Audi has created a new business unit called Artemis to bring electric vehicles equipped with highly automated driving systems and other tech to market faster — the latest bid by the German automaker to become more agile and competitive.
The traditional automotive industry, where the design to start of production cycle might take five to seven years, has been grappling with how to bring new and innovative products to market more quickly to meet consumers’ fickle demands. The model is more akin to how Tesla or a consumer electronics company operates.
The first project under Artemis will be to “develop a pioneering model for Audi quickly and unbureaucratically,” Audi AG CEO Markus Duesmann said in a statement Friday. The unit is aiming to design and produce what Audi describes as a “highly efficient electric car” as early as 2024.
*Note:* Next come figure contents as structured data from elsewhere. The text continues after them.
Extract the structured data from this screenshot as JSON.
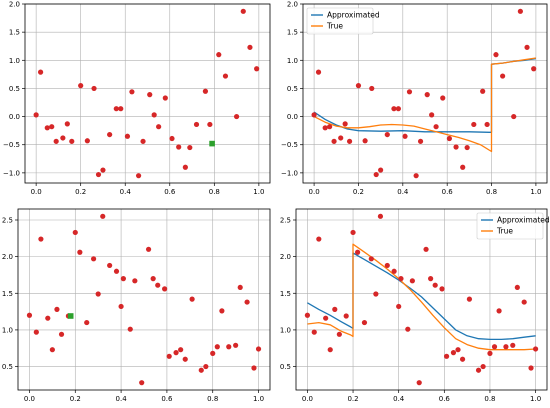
{
  "chart_data": [
    {
      "type": "scatter",
      "panel": "top-left",
      "xlim": [
        -0.05,
        1.05
      ],
      "ylim": [
        -1.18,
        2.0
      ],
      "xticks": [
        0.0,
        0.2,
        0.4,
        0.6,
        0.8,
        1.0
      ],
      "yticks": [
        -1.0,
        -0.5,
        0.0,
        0.5,
        1.0,
        1.5,
        2.0
      ],
      "xtick_labels": [
        "0.0",
        "0.2",
        "0.4",
        "0.6",
        "0.8",
        "1.0"
      ],
      "ytick_labels": [
        "−1.0",
        "−0.5",
        "0.0",
        "0.5",
        "1.0",
        "1.5",
        "2.0"
      ],
      "grid": true,
      "points": {
        "color": "#d62728",
        "x": [
          0.0,
          0.02,
          0.05,
          0.07,
          0.09,
          0.12,
          0.14,
          0.16,
          0.2,
          0.23,
          0.26,
          0.28,
          0.3,
          0.33,
          0.36,
          0.38,
          0.41,
          0.43,
          0.46,
          0.48,
          0.51,
          0.53,
          0.55,
          0.58,
          0.61,
          0.64,
          0.67,
          0.69,
          0.72,
          0.76,
          0.78,
          0.82,
          0.85,
          0.9,
          0.93,
          0.96,
          0.99
        ],
        "y": [
          0.03,
          0.79,
          -0.2,
          -0.18,
          -0.44,
          -0.38,
          -0.13,
          -0.44,
          0.55,
          -0.43,
          0.5,
          -1.03,
          -0.95,
          -0.32,
          0.14,
          0.14,
          -0.35,
          0.44,
          -1.05,
          -0.44,
          0.39,
          0.03,
          -0.18,
          0.33,
          -0.39,
          -0.54,
          -0.9,
          -0.55,
          -0.14,
          0.45,
          -0.14,
          1.1,
          0.72,
          0.0,
          1.87,
          1.23,
          0.85
        ]
      },
      "highlight": {
        "color": "#2ca02c",
        "x": 0.79,
        "y": -0.48
      }
    },
    {
      "type": "line",
      "panel": "top-right",
      "xlim": [
        -0.05,
        1.05
      ],
      "ylim": [
        -1.18,
        2.0
      ],
      "xticks": [
        0.0,
        0.2,
        0.4,
        0.6,
        0.8,
        1.0
      ],
      "yticks": [
        -1.0,
        -0.5,
        0.0,
        0.5,
        1.0,
        1.5,
        2.0
      ],
      "xtick_labels": [
        "0.0",
        "0.2",
        "0.4",
        "0.6",
        "0.8",
        "1.0"
      ],
      "ytick_labels": [
        "−1.0",
        "−0.5",
        "0.0",
        "0.5",
        "1.0",
        "1.5",
        "2.0"
      ],
      "grid": true,
      "legend": {
        "placement": "upper-left",
        "entries": [
          "Approximated",
          "True"
        ]
      },
      "series": [
        {
          "name": "Approximated",
          "color": "#1f77b4",
          "x": [
            0.0,
            0.05,
            0.1,
            0.15,
            0.2,
            0.3,
            0.4,
            0.5,
            0.6,
            0.7,
            0.79,
            0.8,
            0.8,
            0.85,
            0.9,
            0.95,
            1.0
          ],
          "y": [
            0.08,
            -0.05,
            -0.15,
            -0.22,
            -0.25,
            -0.26,
            -0.25,
            -0.27,
            -0.27,
            -0.27,
            -0.28,
            -0.28,
            0.93,
            0.95,
            0.98,
            1.0,
            1.03
          ]
        },
        {
          "name": "True",
          "color": "#ff7f0e",
          "x": [
            0.0,
            0.05,
            0.1,
            0.15,
            0.2,
            0.25,
            0.3,
            0.35,
            0.4,
            0.45,
            0.5,
            0.55,
            0.6,
            0.65,
            0.7,
            0.75,
            0.8,
            0.8,
            0.85,
            0.9,
            0.95,
            1.0
          ],
          "y": [
            0.0,
            -0.1,
            -0.17,
            -0.2,
            -0.2,
            -0.18,
            -0.15,
            -0.14,
            -0.15,
            -0.17,
            -0.22,
            -0.27,
            -0.32,
            -0.37,
            -0.43,
            -0.5,
            -0.62,
            0.93,
            0.95,
            0.98,
            1.01,
            1.04
          ]
        }
      ],
      "points": {
        "color": "#d62728",
        "same_as_panel": "top-left"
      }
    },
    {
      "type": "scatter",
      "panel": "bottom-left",
      "xlim": [
        -0.05,
        1.05
      ],
      "ylim": [
        0.18,
        2.65
      ],
      "xticks": [
        0.0,
        0.2,
        0.4,
        0.6,
        0.8,
        1.0
      ],
      "yticks": [
        0.5,
        1.0,
        1.5,
        2.0,
        2.5
      ],
      "xtick_labels": [
        "0.0",
        "0.2",
        "0.4",
        "0.6",
        "0.8",
        "1.0"
      ],
      "ytick_labels": [
        "0.5",
        "1.0",
        "1.5",
        "2.0",
        "2.5"
      ],
      "grid": true,
      "points": {
        "color": "#d62728",
        "x": [
          0.0,
          0.03,
          0.05,
          0.08,
          0.1,
          0.12,
          0.14,
          0.17,
          0.2,
          0.22,
          0.25,
          0.28,
          0.3,
          0.32,
          0.35,
          0.38,
          0.4,
          0.41,
          0.44,
          0.46,
          0.49,
          0.52,
          0.54,
          0.56,
          0.59,
          0.61,
          0.64,
          0.66,
          0.68,
          0.71,
          0.75,
          0.77,
          0.8,
          0.82,
          0.84,
          0.87,
          0.9,
          0.92,
          0.95,
          0.98,
          1.0
        ],
        "y": [
          1.2,
          0.97,
          2.24,
          1.16,
          0.73,
          1.28,
          0.94,
          1.19,
          2.33,
          2.06,
          1.1,
          1.97,
          1.49,
          2.55,
          1.88,
          1.8,
          1.32,
          1.7,
          1.01,
          1.67,
          0.28,
          2.1,
          1.7,
          1.61,
          1.56,
          0.64,
          0.69,
          0.73,
          0.6,
          1.42,
          0.45,
          0.5,
          0.68,
          0.77,
          1.26,
          0.77,
          0.79,
          1.58,
          1.38,
          0.48,
          0.74
        ]
      },
      "highlight": {
        "color": "#2ca02c",
        "x": 0.18,
        "y": 1.19
      }
    },
    {
      "type": "line",
      "panel": "bottom-right",
      "xlim": [
        -0.05,
        1.05
      ],
      "ylim": [
        0.18,
        2.65
      ],
      "xticks": [
        0.0,
        0.2,
        0.4,
        0.6,
        0.8,
        1.0
      ],
      "yticks": [
        0.5,
        1.0,
        1.5,
        2.0,
        2.5
      ],
      "xtick_labels": [
        "0.0",
        "0.2",
        "0.4",
        "0.6",
        "0.8",
        "1.0"
      ],
      "ytick_labels": [
        "0.5",
        "1.0",
        "1.5",
        "2.0",
        "2.5"
      ],
      "grid": true,
      "legend": {
        "placement": "upper-right",
        "entries": [
          "Approximated",
          "True"
        ]
      },
      "series": [
        {
          "name": "Approximated",
          "color": "#1f77b4",
          "x": [
            0.0,
            0.05,
            0.1,
            0.15,
            0.19,
            0.2,
            0.2,
            0.25,
            0.3,
            0.35,
            0.4,
            0.45,
            0.5,
            0.55,
            0.6,
            0.65,
            0.7,
            0.75,
            0.8,
            0.85,
            0.9,
            0.95,
            1.0
          ],
          "y": [
            1.37,
            1.28,
            1.2,
            1.11,
            1.04,
            1.02,
            2.05,
            1.96,
            1.87,
            1.78,
            1.68,
            1.57,
            1.45,
            1.3,
            1.15,
            1.0,
            0.92,
            0.88,
            0.87,
            0.87,
            0.88,
            0.9,
            0.92
          ]
        },
        {
          "name": "True",
          "color": "#ff7f0e",
          "x": [
            0.0,
            0.05,
            0.1,
            0.15,
            0.19,
            0.2,
            0.2,
            0.25,
            0.3,
            0.35,
            0.4,
            0.45,
            0.5,
            0.55,
            0.6,
            0.65,
            0.7,
            0.75,
            0.8,
            0.85,
            0.9,
            0.95,
            1.0
          ],
          "y": [
            1.08,
            1.1,
            1.07,
            0.98,
            0.93,
            0.91,
            2.17,
            2.06,
            1.95,
            1.83,
            1.7,
            1.55,
            1.38,
            1.2,
            1.03,
            0.88,
            0.8,
            0.75,
            0.73,
            0.73,
            0.73,
            0.73,
            0.74
          ]
        }
      ],
      "points": {
        "color": "#d62728",
        "same_as_panel": "bottom-left"
      }
    }
  ]
}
Artemis will be led by Alex Hitzinger, who was in charge of Audi’s Autonomous Intelligent Driving, the self-driving subsidiary that was launched just in 2017 to develop autonomous vehicle technology for the VW Group. AID was absorbed into the European headquarters of Argo AI, a move that was made after VW invested $2.6 billion in capital and assets into the self-driving startup.
Hitzinger, who takes the new position beginning June 1, will report directly to Duesmann. Artemis will be based at the company’s tech hub of its INCampus in Ingolstadt, Germany.
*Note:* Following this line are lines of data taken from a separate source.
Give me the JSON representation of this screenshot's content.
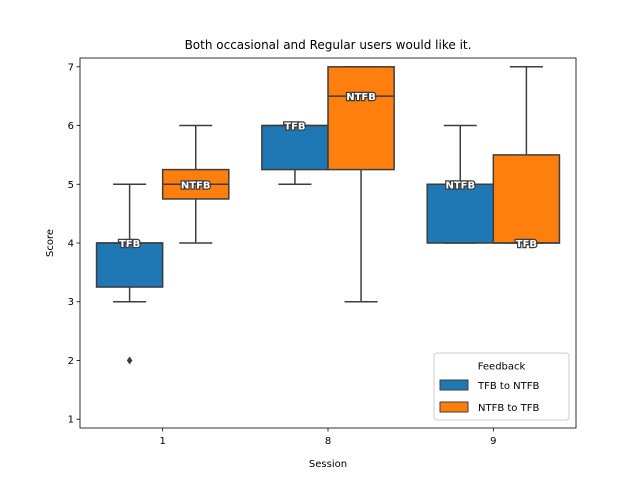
{
  "chart_data": {
    "type": "box",
    "title": "Both occasional and Regular users would like it.",
    "xlabel": "Session",
    "ylabel": "Score",
    "categories": [
      "1",
      "8",
      "9"
    ],
    "ylim": [
      0.85,
      7.15
    ],
    "yticks": [
      1,
      2,
      3,
      4,
      5,
      6,
      7
    ],
    "grid": false,
    "legend": {
      "title": "Feedback",
      "placement": "lower-right"
    },
    "series": [
      {
        "name": "TFB to NTFB",
        "color": "#1f77b4",
        "boxes": [
          {
            "category": "1",
            "whisker_low": 3,
            "q1": 3.25,
            "median": 4,
            "q3": 4,
            "whisker_high": 5,
            "outliers": [
              2
            ],
            "label": "TFB"
          },
          {
            "category": "8",
            "whisker_low": 5,
            "q1": 5.25,
            "median": 6,
            "q3": 6,
            "whisker_high": 6,
            "outliers": [],
            "label": "TFB"
          },
          {
            "category": "9",
            "whisker_low": 4,
            "q1": 4,
            "median": 5,
            "q3": 5,
            "whisker_high": 6,
            "outliers": [],
            "label": "NTFB"
          }
        ]
      },
      {
        "name": "NTFB to TFB",
        "color": "#ff7f0e",
        "boxes": [
          {
            "category": "1",
            "whisker_low": 4,
            "q1": 4.75,
            "median": 5,
            "q3": 5.25,
            "whisker_high": 6,
            "outliers": [],
            "label": "NTFB"
          },
          {
            "category": "8",
            "whisker_low": 3,
            "q1": 5.25,
            "median": 6.5,
            "q3": 7,
            "whisker_high": 7,
            "outliers": [],
            "label": "NTFB"
          },
          {
            "category": "9",
            "whisker_low": 4,
            "q1": 4,
            "median": 4,
            "q3": 5.5,
            "whisker_high": 7,
            "outliers": [],
            "label": "TFB"
          }
        ]
      }
    ]
  }
}
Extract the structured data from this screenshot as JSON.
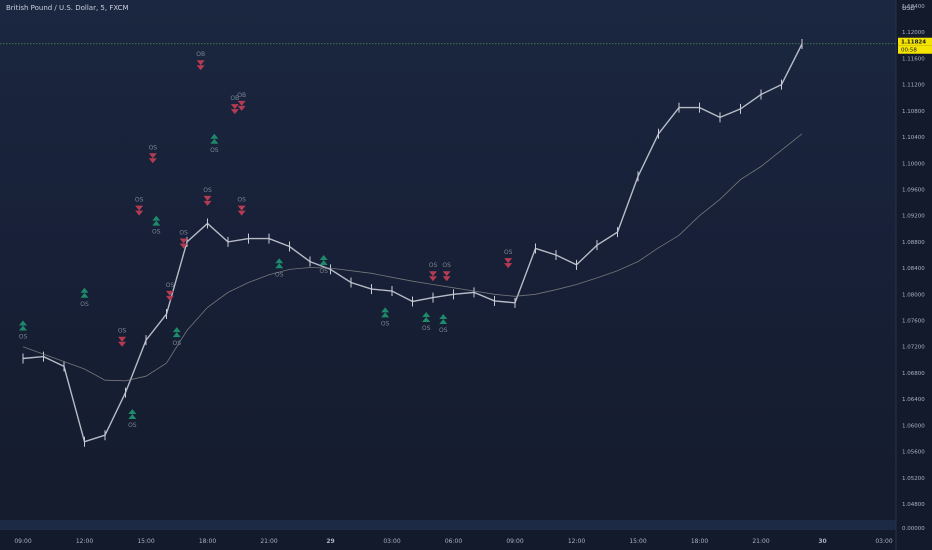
{
  "header": {
    "title": "British Pound / U.S. Dollar, 5, FXCM"
  },
  "price_axis": {
    "currency": "USD",
    "ticks": [
      "1.12400",
      "1.12000",
      "1.11600",
      "1.11200",
      "1.10800",
      "1.10400",
      "1.10000",
      "1.09600",
      "1.09200",
      "1.08800",
      "1.08400",
      "1.08000",
      "1.07600",
      "1.07200",
      "1.06800",
      "1.06400",
      "1.06000",
      "1.05600",
      "1.05200",
      "1.04800",
      "0.00000"
    ],
    "extra_ticks": [
      "1.11600"
    ],
    "current_price_label": "1.11824",
    "countdown_label": "00:58"
  },
  "time_axis": {
    "ticks": [
      "09:00",
      "12:00",
      "15:00",
      "18:00",
      "21:00",
      "29",
      "03:00",
      "06:00",
      "09:00",
      "12:00",
      "15:00",
      "18:00",
      "21:00",
      "30",
      "03:00"
    ]
  },
  "colors": {
    "background_top": "#1b2740",
    "background_bottom": "#141b2c",
    "candle": "#c8ccd6",
    "moving_average": "#8c8c8c",
    "bull_signal": "#1f8a6a",
    "bear_signal": "#b33b52",
    "signal_label": "#7b8494",
    "price_line": "#4f8f4f",
    "price_badge": "#f5e300"
  },
  "chart_data": {
    "type": "line",
    "title": "British Pound / U.S. Dollar, 5, FXCM",
    "xlabel": "",
    "ylabel": "USD",
    "x_labels": [
      "09:00",
      "12:00",
      "15:00",
      "18:00",
      "21:00",
      "29",
      "03:00",
      "06:00",
      "09:00",
      "12:00",
      "15:00",
      "18:00",
      "21:00",
      "30",
      "03:00"
    ],
    "ylim": [
      1.048,
      1.124
    ],
    "grid": false,
    "series": [
      {
        "x": [
          "09:00",
          "10:00",
          "11:00",
          "12:00",
          "13:00",
          "14:00",
          "15:00",
          "16:00",
          "17:00",
          "18:00",
          "19:00",
          "20:00",
          "21:00",
          "22:00",
          "23:00",
          "29",
          "01:00",
          "02:00",
          "03:00",
          "04:00",
          "05:00",
          "06:00",
          "07:00",
          "08:00",
          "09:00",
          "10:00",
          "11:00",
          "12:00",
          "13:00",
          "14:00",
          "15:00",
          "16:00",
          "17:00",
          "18:00",
          "19:00",
          "20:00",
          "21:00",
          "22:00",
          "23:00"
        ],
        "values": [
          1.0702,
          1.0705,
          1.069,
          1.0575,
          1.0585,
          1.065,
          1.073,
          1.077,
          1.088,
          1.0908,
          1.088,
          1.0885,
          1.0885,
          1.0873,
          1.085,
          1.0838,
          1.0818,
          1.0808,
          1.0805,
          1.0789,
          1.0795,
          1.08,
          1.0803,
          1.079,
          1.0787,
          1.087,
          1.086,
          1.0845,
          1.0875,
          1.0895,
          1.098,
          1.1045,
          1.1085,
          1.1085,
          1.107,
          1.1083,
          1.1105,
          1.112,
          1.1182
        ]
      },
      {
        "x": [
          "09:00",
          "12:00",
          "13:00",
          "14:00",
          "15:00",
          "16:00",
          "17:00",
          "18:00",
          "19:00",
          "20:00",
          "21:00",
          "22:00",
          "23:00",
          "29",
          "01:00",
          "02:00",
          "03:00",
          "04:00",
          "05:00",
          "06:00",
          "07:00",
          "08:00",
          "09:00",
          "10:00",
          "11:00",
          "12:00",
          "13:00",
          "14:00",
          "15:00",
          "16:00",
          "17:00",
          "18:00",
          "19:00",
          "20:00",
          "21:00",
          "22:00",
          "23:00"
        ],
        "values": [
          1.072,
          1.0686,
          1.0669,
          1.0668,
          1.0675,
          1.0695,
          1.0745,
          1.078,
          1.0803,
          1.0818,
          1.083,
          1.0838,
          1.0841,
          1.084,
          1.0836,
          1.0832,
          1.0826,
          1.082,
          1.0815,
          1.081,
          1.0805,
          1.08,
          1.0797,
          1.08,
          1.0807,
          1.0815,
          1.0825,
          1.0836,
          1.085,
          1.0871,
          1.089,
          1.092,
          1.0945,
          1.0975,
          1.0995,
          1.102,
          1.1045
        ]
      }
    ],
    "bull_signals": [
      {
        "x": "14:20",
        "y": 1.0625,
        "label": "OS"
      },
      {
        "x": "16:30",
        "y": 1.075,
        "label": "OS"
      },
      {
        "x": "21:30",
        "y": 1.0855,
        "label": "OS"
      },
      {
        "x": "23:40",
        "y": 1.086,
        "label": "OS"
      },
      {
        "x": "02:40",
        "y": 1.078,
        "label": "OS"
      },
      {
        "x": "04:40",
        "y": 1.0773,
        "label": "OS"
      },
      {
        "x": "05:30",
        "y": 1.077,
        "label": "OS"
      },
      {
        "x": "09:00",
        "y": 1.076,
        "label": "OS"
      },
      {
        "x": "12:00",
        "y": 1.081,
        "label": "OS"
      },
      {
        "x": "15:30",
        "y": 1.092,
        "label": "OS"
      },
      {
        "x": "18:20",
        "y": 1.1045,
        "label": "OS"
      }
    ],
    "bear_signals": [
      {
        "x": "13:50",
        "y": 1.072,
        "label": "OS"
      },
      {
        "x": "16:10",
        "y": 1.079,
        "label": "OS"
      },
      {
        "x": "16:50",
        "y": 1.087,
        "label": "OS"
      },
      {
        "x": "18:00",
        "y": 1.0935,
        "label": "OS"
      },
      {
        "x": "19:40",
        "y": 1.092,
        "label": "OS"
      },
      {
        "x": "05:00",
        "y": 1.082,
        "label": "OS"
      },
      {
        "x": "05:40",
        "y": 1.082,
        "label": "OS"
      },
      {
        "x": "08:40",
        "y": 1.084,
        "label": "OS"
      },
      {
        "x": "14:40",
        "y": 1.092,
        "label": "OS"
      },
      {
        "x": "15:20",
        "y": 1.1,
        "label": "OS"
      },
      {
        "x": "17:40",
        "y": 1.1142,
        "label": "OB"
      },
      {
        "x": "19:20",
        "y": 1.1075,
        "label": "OB"
      },
      {
        "x": "19:40",
        "y": 1.108,
        "label": "OB"
      }
    ]
  }
}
Artemis is under the Audi banner. However, the aim is for this group’s work to benefit brands under its parent company VW Group. Hitzinger and the rest of his team will have access to resources and technologies within the entire Volkswagen Group. For instance, Car.Software, an independent business unit under the VW Group, will provide digital services to Artemis. The upshot: to create a blueprint that will make VW Group a more agile automaker able to bring new and technologically advanced vehicles to market more quickly.
VW Group plans to produce and sell 75 electric vehicle models across its brands by 2029, a group that includes VW passenger cars and Audi. The creation of Artemis hasn’t changed Audi’s plans to produce 20 new all-electric vehicles and 10 new plug-in hybrids by 2025.
“The obvious question was how we could implement additional high-tech benchmarks without jeopardizing the manageability of existing projects, and at the same time utilize new opportunities in the markets,” Duesmann said.